In a recent discussion about racial harmony with Jemar Tisby of RAA Network, Piper noted what he thinks are the four main reasons why preachers avoid preaching racial harmony from the pulpit and singled out the prospect of interracial relationships as one of the "biggest hindrances" to bring people together in not just the church community but communities in general.
"There are people who just don't have it worked out theologically yet," said Piper in discussing the issue of racial harmony in churches.
"Say at the level of interracial marriage. I really believe that in my background, and it's still probably true today, one of the biggest hindrances to pressing toward togetherness … is people wondering 'but if you put people together, the younger ones tend to like each other. They fall in love. They might get married then I've got, 'Oh no' I've got a black son-, daughter-in-law. I think deep down probably some folks are still at least uncertain, if not fearful of that," said Piper.
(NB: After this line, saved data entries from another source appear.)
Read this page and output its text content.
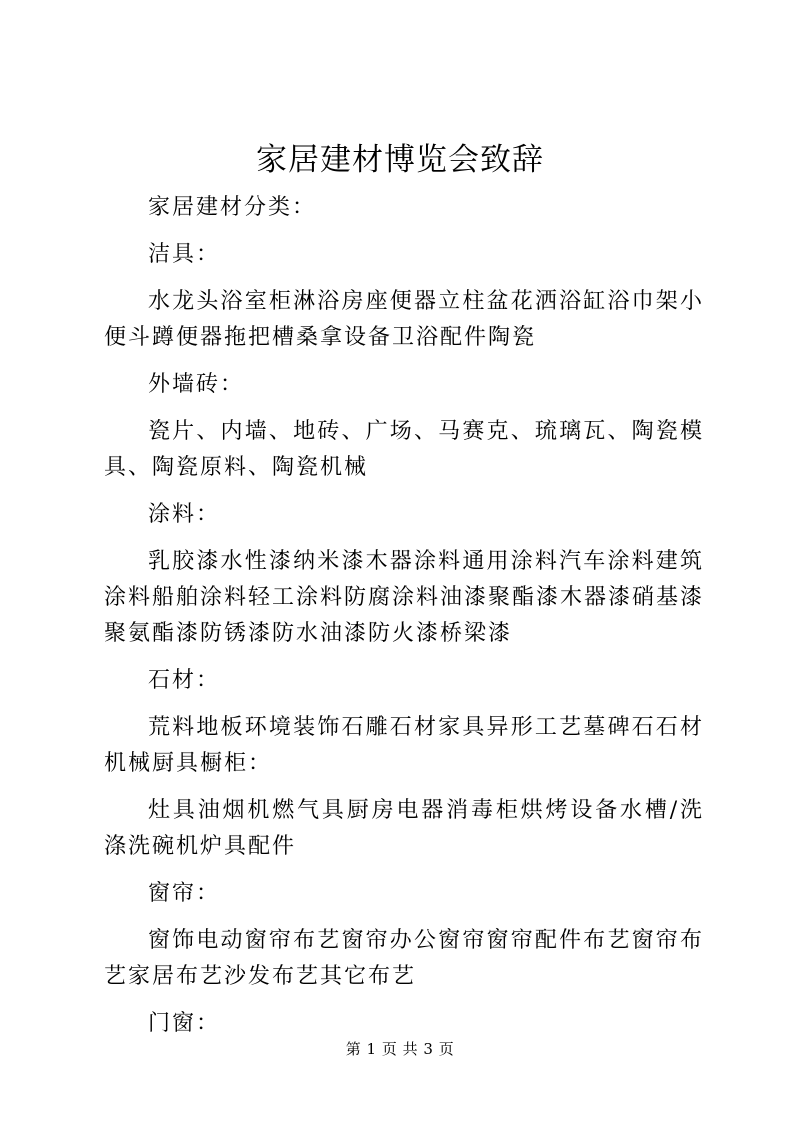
家居建材博览会致辞

家居建材分类：

洁具：

水龙头浴室柜淋浴房座便器立柱盆花洒浴缸浴巾架小便斗蹲便器拖把槽桑拿设备卫浴配件陶瓷

外墙砖：

瓷片、内墙、地砖、广场、马赛克、琉璃瓦、陶瓷模具、陶瓷原料、陶瓷机械

涂料：

乳胶漆水性漆纳米漆木器涂料通用涂料汽车涂料建筑涂料船舶涂料轻工涂料防腐涂料油漆聚酯漆木器漆硝基漆聚氨酯漆防锈漆防水油漆防火漆桥梁漆

石材：

荒料地板环境装饰石雕石材家具异形工艺墓碑石石材机械厨具橱柜：

灶具油烟机燃气具厨房电器消毒柜烘烤设备水槽/洗涤洗碗机炉具配件

窗帘：

窗饰电动窗帘布艺窗帘办公窗帘窗帘配件布艺窗帘布艺家居布艺沙发布艺其它布艺

门窗：

第 1 页 共 3 页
Other reasons Piper gave for why pastors have avoided the issue of racial harmony at the pulpit are:
1. The fear of looking like they are jumping on the bandwagon
2. Being associated with social gospel – "Once upon a time people associated with this push were liberals … I'm glad that's less the case now but still for a certain generation to get loud about this in their pulpit would sound to their people like 'you're going liberal,'" said Piper.
3. A lot of pastors don't see the need to preach on the subject because they don't have a lot of diversity in their churches.
Despite these points, however, Piper explained that he's encouraged by the strides that have been made in advancing racial harmony in America today.
"I see enough to be encouraged. Way more encouraged than 50 years ago. The old John Piper and what was happening then was going in the wrong direction, whereas today, it seems to me, that anybody who names himself evangelical and almost probably Christian, at least feels guilty if they are not doing something helpful in regard to racial harmony," explained Piper.
"Whereas, once upon a time, you could, without getting shot or without getting laughed at say 'No way would I want to hang out with that kind.' That would come out of people's mouths in church. You're not gonna say that out loud today and get away with it," he added.
"You may think it still. People still are racist, but that's a good thing that we have stigmatized racism in our country. It wasn't stigmatized when I was a kid; it was in for this 15-year-old.
"I'm thankful that at least on the outside, you've got to put on the pretext of caring about racial harmony and diversity and multi-ethnicity," he said.